December 11, 2012 - 2 minute read -

I’m in the process of moving infrastructure from the AWS public cloud into a VPC, and since my VPC has private subnets, I need NAT to allow machines in these subnets to open connections to S3, Ubuntu repos, etc. The VPC wizard can create a NAT EC2 instance for you, but I’m a penny pincher and didn’t want to dedicate a whole instance just to NAT - e.g. I also wanted to use it as my VPN server.

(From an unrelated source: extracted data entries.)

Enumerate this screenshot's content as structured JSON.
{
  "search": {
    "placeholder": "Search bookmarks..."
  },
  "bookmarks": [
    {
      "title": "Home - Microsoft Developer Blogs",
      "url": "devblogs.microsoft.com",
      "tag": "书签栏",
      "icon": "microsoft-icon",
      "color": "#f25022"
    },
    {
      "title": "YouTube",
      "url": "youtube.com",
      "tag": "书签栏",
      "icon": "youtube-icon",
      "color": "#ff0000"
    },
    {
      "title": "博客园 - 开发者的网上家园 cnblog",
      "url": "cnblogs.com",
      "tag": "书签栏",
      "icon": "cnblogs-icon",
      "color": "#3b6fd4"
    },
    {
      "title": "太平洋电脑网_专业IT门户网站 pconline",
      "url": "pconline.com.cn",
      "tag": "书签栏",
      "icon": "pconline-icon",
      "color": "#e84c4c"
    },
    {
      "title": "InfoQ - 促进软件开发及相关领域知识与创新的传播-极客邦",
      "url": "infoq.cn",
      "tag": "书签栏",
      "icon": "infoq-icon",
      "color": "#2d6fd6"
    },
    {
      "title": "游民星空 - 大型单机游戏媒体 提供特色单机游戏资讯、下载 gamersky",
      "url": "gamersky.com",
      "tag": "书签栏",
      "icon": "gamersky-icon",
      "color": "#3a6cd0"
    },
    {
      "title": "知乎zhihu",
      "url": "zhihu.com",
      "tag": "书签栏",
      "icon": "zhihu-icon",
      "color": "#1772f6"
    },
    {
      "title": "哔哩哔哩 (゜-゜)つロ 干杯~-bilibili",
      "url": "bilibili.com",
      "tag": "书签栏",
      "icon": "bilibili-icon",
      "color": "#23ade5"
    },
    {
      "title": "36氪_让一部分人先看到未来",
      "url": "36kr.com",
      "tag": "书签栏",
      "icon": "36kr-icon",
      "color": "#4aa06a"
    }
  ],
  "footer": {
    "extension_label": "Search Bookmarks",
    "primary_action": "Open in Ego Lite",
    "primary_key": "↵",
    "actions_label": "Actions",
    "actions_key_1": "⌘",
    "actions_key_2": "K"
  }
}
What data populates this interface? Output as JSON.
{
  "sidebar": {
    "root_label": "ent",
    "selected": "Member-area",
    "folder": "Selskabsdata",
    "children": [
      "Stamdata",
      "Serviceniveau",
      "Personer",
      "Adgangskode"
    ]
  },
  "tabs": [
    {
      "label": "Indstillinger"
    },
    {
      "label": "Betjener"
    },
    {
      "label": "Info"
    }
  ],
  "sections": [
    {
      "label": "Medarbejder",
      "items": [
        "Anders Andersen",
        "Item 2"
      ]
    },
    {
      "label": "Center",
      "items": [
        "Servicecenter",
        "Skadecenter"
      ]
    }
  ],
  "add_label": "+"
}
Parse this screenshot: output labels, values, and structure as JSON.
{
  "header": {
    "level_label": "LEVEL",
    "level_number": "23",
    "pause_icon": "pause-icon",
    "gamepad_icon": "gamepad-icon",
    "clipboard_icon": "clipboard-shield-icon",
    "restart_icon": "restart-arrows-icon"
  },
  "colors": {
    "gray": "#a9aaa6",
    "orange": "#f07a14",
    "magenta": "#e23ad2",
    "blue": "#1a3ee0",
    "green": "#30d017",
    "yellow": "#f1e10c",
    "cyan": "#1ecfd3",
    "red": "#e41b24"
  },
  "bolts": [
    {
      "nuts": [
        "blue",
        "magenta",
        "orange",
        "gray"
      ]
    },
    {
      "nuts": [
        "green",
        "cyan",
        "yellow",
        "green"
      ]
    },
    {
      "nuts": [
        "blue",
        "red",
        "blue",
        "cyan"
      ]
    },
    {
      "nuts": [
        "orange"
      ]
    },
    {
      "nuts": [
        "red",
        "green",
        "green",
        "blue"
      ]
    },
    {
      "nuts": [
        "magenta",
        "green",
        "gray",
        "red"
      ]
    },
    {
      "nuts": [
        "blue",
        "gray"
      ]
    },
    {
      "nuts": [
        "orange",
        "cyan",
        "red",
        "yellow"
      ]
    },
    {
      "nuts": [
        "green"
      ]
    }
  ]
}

But I couldn’t find specific instructions on exactly how to add NAT to an existing instance with a single NIC (most solutions require two NICs in a standard gateway configuration, one for the LAN IP and one for the WAN IP, which you can actually do with VPC, but why do it if you don’t have to?). After a bit of research and some reverse engineering of the AWS NAT solution, here’s what I came up with:

  1. In the EC2 console, disable source/dest checking by right clicking on the instance you want to use for NAT and choosing “Change Source / Dest Check”.
  2. Create a security group having an inbound rule allowing ALL from 10.0.0.0/16 and associate it with your NAT instance.
  3. On the NAT instance, create /etc/network/if-pre-up.d/nat-setup as:
    #!/bin/sh
    echo 1 > /proc/sys/net/ipv4/ip_forward
    iptables -t nat -A POSTROUTING -s 10.0.0.0/16 -j MASQUERADE
    
  4. chmod +x the script, then run it. This script will automatically be run when the machine reboots, so your NAT will survive a restart.
  5. Make sure all your private subnets have a default route to use the NAT instance as a gateway (create a route for 0.0.0.0/0 and associate it with your NAT instance in the route table(s) associated with your private subnets).
  6. test your NAT by pinging something from an EC2 instance in a private subnet

Note: the NAT instance needs to have an Elastic IP, of course.